5. I have some heart damage and it's NEVER going away. I can learn to work around it, and I can make the rest of my heart stronger, but the damage is there. Permanently. Instead of recovery, I need to be focusing on learning how to get the most out of what I have left.
6. That 5k that looked so easy? It's a barely reachable goal. To achieve it, I have to become an athlete. Reaching that finish line is a MAJOR life accomplishment.

Can you guess the part that upsets me the most? For the rest of my life! I had REALLY thought that I was going to walk away from this with a clean bill of health. I have never considered the fact that I was in that serious of a situation that I wasn't going to recover from it. The harsh reality is that I have heart disease. It's sneaky and it's silent. My heart is my newest and biggest enemy. If I slip up, if I don't stay on top of it, if I forget for one minute it's there, it can get worse. Halting the progression of this disease has to become one of the biggest priorities of my life. Holy goodness, this could kill me! Fast! If I don't play by the rules I'll have stents all over and a very short, very sick life.
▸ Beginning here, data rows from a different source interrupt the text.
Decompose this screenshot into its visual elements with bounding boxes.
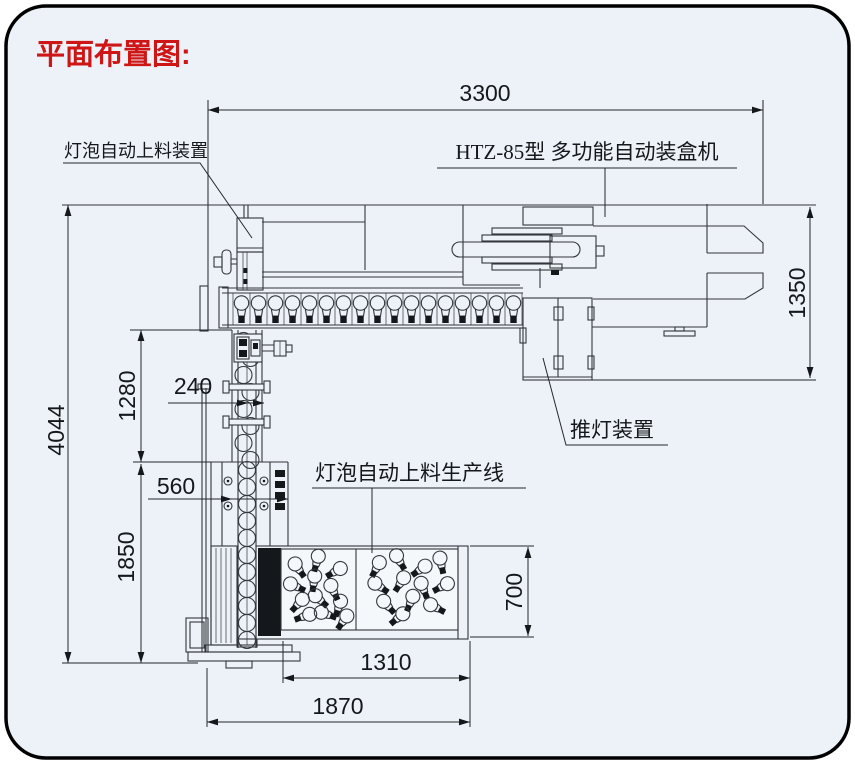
label-feeding-line: 灯泡自动上料生产线 [315,461,504,485]
dim-base-width: 1870 [312,693,363,719]
page-title: 平面布置图: [36,38,191,71]
label-boxing-machine: HTZ-85型 多功能自动装盒机 [455,140,718,164]
dim-lower-section-width: 560 [157,473,195,499]
floor-plan-drawing: 平面布置图: [0,0,855,764]
dim-machine-length: 3300 [459,80,510,106]
dark-block [258,548,281,636]
bulb-supply-box [256,546,468,639]
dim-conveyor-width: 240 [174,373,212,399]
dim-bulb-box-width: 1310 [360,649,411,675]
label-lamp-pusher: 推灯装置 [570,418,654,442]
dim-total-depth: 4044 [43,404,69,455]
label-bulb-feeder: 灯泡自动上料装置 [64,141,208,161]
dim-machine-depth: 1350 [784,267,810,318]
floor-plan-page: 平面布置图: [0,0,855,764]
dim-bulb-box-depth: 700 [501,573,527,611]
dim-lower-section-height: 1850 [113,531,139,582]
dim-conveyor-section-height: 1280 [114,370,140,421]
Enough of that. As you can imagine I was pretty shocked to leave for rehab excited and end up sitting on my sofa a little teary in the afternoon. I need to get my game face on! If I have to super glue that sucker in place then that's what I'll do. My goal is still that 5k. If becoming an athlete and making some changes is necessary then that's what it takes. I've always said I would go down swinging and I've just earned the longest fight of my life. My sister sent me a package that I opened today. Inside I found a workout outfit. The little tshirt says "Consider your butt already kicked." Now who would have thought I needed to kick my own butt?!? It's perfect and I can't wait to wear it to my next class. I've given myself an attitude adjustment. It sucks to be thirty and have heart disease. It sucks worse to be dead. Poor pitiful me huh? I've been sentenced to a lifetime of skinny jeans and flat abs. Oh the horror! I've cruised right over pitiful and have landed square on pissed. I'm furious this happened right now. I'm going to be the poster child for heart health. By this time next year I WILL be entered in a run. We'll just see who wins this little fighting match. I wouldn't bet your money against me!